Endocrine Abstracts

Introduction: We describe a case of a 32 year old woman with bilateral carotid body tumours as initial finding of a paraganglioma syndrome type 1.

Case: A 32-year old previously healthy mother was referred because of bilateral neck swelling, presumably lymphadenopathy, associated with recurrent upper respiratory tract infections during the past year. Cervical ultrasound raised the suspicion for bilateral carotid body tumours which were confirmed by MR-imaging and a subsequent DOPA-PET-CT, which showed no evidence for multifocality or metastases. Plasma metanephrines including methoxytyramine were within the normal range and although a family history was negative, the genetic work-up revealed a SDHD mutation (paraganglioma syndrome typ 1). Because of mass effects and the patients wish, resection of the right sided tumour has been scheduled.
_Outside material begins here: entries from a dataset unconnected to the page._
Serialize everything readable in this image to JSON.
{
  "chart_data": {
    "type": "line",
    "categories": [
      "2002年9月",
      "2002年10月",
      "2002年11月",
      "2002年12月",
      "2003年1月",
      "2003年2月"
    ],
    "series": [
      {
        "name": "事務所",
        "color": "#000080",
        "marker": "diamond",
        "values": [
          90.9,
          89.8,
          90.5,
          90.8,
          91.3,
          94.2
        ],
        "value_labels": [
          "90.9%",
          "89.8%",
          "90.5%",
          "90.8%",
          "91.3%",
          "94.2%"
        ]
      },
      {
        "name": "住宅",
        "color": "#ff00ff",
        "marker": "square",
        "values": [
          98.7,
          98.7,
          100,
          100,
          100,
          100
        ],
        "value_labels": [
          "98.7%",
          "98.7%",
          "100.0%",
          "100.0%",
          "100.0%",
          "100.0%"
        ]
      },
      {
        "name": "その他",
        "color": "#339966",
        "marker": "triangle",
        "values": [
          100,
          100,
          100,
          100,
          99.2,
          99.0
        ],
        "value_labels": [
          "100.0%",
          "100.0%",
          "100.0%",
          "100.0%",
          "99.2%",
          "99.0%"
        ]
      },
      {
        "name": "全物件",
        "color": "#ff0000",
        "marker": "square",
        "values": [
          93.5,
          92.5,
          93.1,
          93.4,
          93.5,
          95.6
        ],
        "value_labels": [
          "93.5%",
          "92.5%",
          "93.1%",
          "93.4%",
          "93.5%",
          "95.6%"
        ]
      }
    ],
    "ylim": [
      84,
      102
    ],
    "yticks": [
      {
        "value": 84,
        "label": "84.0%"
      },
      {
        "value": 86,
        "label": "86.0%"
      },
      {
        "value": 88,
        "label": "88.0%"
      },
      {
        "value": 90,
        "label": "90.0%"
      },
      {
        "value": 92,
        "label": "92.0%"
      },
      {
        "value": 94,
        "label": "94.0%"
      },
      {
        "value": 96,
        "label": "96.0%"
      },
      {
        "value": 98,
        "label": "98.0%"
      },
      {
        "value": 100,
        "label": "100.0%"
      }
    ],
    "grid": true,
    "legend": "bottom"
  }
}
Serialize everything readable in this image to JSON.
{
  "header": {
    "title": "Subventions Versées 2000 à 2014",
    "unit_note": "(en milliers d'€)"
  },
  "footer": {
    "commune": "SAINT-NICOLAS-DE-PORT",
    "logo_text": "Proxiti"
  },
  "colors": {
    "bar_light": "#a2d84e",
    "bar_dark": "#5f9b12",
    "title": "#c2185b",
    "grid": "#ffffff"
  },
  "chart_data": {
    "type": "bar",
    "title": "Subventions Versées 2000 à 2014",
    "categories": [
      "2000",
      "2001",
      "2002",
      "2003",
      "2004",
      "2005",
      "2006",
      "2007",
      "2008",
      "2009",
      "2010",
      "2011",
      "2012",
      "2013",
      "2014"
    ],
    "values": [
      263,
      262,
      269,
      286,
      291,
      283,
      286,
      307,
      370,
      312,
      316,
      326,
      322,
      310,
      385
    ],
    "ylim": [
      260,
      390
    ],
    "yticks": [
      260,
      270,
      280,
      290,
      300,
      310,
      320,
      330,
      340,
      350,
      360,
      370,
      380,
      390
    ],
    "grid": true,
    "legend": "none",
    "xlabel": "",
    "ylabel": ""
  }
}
Discussion:: HNPGLs are rare tumours (incidence 1:30 000 – 100 000) derived from extraadrenal chromaffin cells and 95% arise from the parasympathic nervous system, typically the carotid body (glomus caroticum), jugular bulb (glomus jugulare) and different branches of the vagal nerve (glomus vagale, glomus typanicum). Plasma methoxytyramine may be elevated (1/3 of cases), normally they are clinically nonsecretory and present because of their mass effects. Around 35% are associated with a genetic defect, with SDHD-mutations accounting for >50%, SDHB for 20–35% and SDHC for 15% (extraordinary SDHAF2). The inheritance pattern is autosomal dominant for SDHx mutations, but in SDHD and SDHAF2 maternal imprinting is postulated. Malignancy is rare (3.5%) although metastases occur up to 20 years after initial diagnosis. Staging is performed by functional imaging with ¹⁸F-DOPA- or ⁶⁸Ga-DOTATATE-PET-CT, anatomical imaging with CT and/or MRI gives a better locoregional resolution. Surgical resection may be associated with significant morbidity especially caudal cranial nerve injury. Radionuclid-therapy or radiotherapy/-surgery must be evaluated as alternatives. Genetic counselling and testing is mandatory due to the high rate of germline mutations and familial disease.